Plusieurs conditions sont nécessaires à l’évolution :

  1. La nécessité d’un lien entre tous les êtres vivants : Tous les individus sont le développement les uns des autres, et dérivent tous d’un type primordial unique. (Tort, 1996)
  2. La nécessité de l’adaptation de l’être vivant au milieu dans lequel il vit : Si l’être vivant ne s’adapte pas en harmonie avec le milieu, alors il n’est pas apte à y vivre. Mais le milieu aussi change, et ces transformations influencent celles de l’être vivant.
  3. La nécessité d’une sélection naturelle : Si la transformation est absolument nécessaire à la vie, ceux chez qui elle ne se produit pas disparaîtront. Si elle n’est qu’avantageuse, ceux qui ne la subiront pas seront détruits ou relégués dans des situations inférieures par ceux qui auront été favorisés. (Tort, 1996)
  4. La nécessité de l’hérédité des caractères acquis : L’hérédité fixe les transformations acquises et en fait une caractéristique de l’espèce.

Ces remarques ont aidé à mieux cerner le programme politique des Verts quand il était question d’évolution plutôt que de développement ou même de changement dans un tel programme. Elles nous ont permis de comprendre qu’en politique le choix d’une évolution implique la conservation des fondements existants, tandis qu’un changement conduit davantage à une rupture avec le passé et donc l’élaboration de nouveaux fondements politiques.
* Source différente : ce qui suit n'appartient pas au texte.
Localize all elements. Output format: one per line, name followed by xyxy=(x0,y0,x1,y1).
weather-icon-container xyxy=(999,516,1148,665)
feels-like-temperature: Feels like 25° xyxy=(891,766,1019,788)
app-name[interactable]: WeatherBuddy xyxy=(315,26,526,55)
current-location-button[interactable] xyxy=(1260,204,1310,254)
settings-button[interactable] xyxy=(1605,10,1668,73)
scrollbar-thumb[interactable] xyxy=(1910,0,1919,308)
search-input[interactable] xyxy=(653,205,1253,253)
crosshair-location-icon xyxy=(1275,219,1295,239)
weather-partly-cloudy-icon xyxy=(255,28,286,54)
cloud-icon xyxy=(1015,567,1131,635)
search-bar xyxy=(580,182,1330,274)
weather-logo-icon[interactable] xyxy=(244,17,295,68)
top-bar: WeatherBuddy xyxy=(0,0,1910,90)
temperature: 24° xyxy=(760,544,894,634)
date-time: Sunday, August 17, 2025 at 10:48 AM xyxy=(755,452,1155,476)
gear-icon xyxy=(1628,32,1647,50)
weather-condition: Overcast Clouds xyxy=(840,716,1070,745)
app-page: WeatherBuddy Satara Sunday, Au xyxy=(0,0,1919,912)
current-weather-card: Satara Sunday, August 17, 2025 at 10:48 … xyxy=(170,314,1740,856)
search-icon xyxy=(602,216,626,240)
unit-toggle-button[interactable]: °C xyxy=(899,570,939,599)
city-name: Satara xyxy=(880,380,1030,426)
Les Verts envisagent la nature au sein d’une évolution qui est immuable, stable, et à laquelle l’homme doit être contraint ; de ce fait, comment espérer changer quelque chose qui est défini comme stable ? Nous venons de comprendre que l’évolution est un événement continu, bouleversé parfois par des cataclysmes ‘changeanciels’, dans un temps infini et dont la nature fait partie. La nature est dans l’évolution et subit par conséquence des changements, sinon serait-elle toujours vivante ? Les écologistes ne sont apparemment pas forcément convaincus de ce fait puisqu’il aura

‘Fallu attendre le mois de juillet 1990 pour que l’Ecologycal Society of America décidât d’organiser un colloque pour convaincre les écologistes que l’instabilité dans la nature est un meilleur postulat de base que sa stabilité. (Tort, 1996 : 1328)’

Voient-ils l’évolution comme un cercle qui tourne sur lui-même et n’a aucune issue telle la roue ? Ou bien est-ce une évolution linéaire vers un progrès certain ou une décadence inévitable ? Selon l’idéologie baroque (Lenoble, 1990), seul le changement au sein d’une évolution non contrôlée, conduit à la décadence ; les Verts ont l’intention de contrôler les changements qu’ils mettront en place.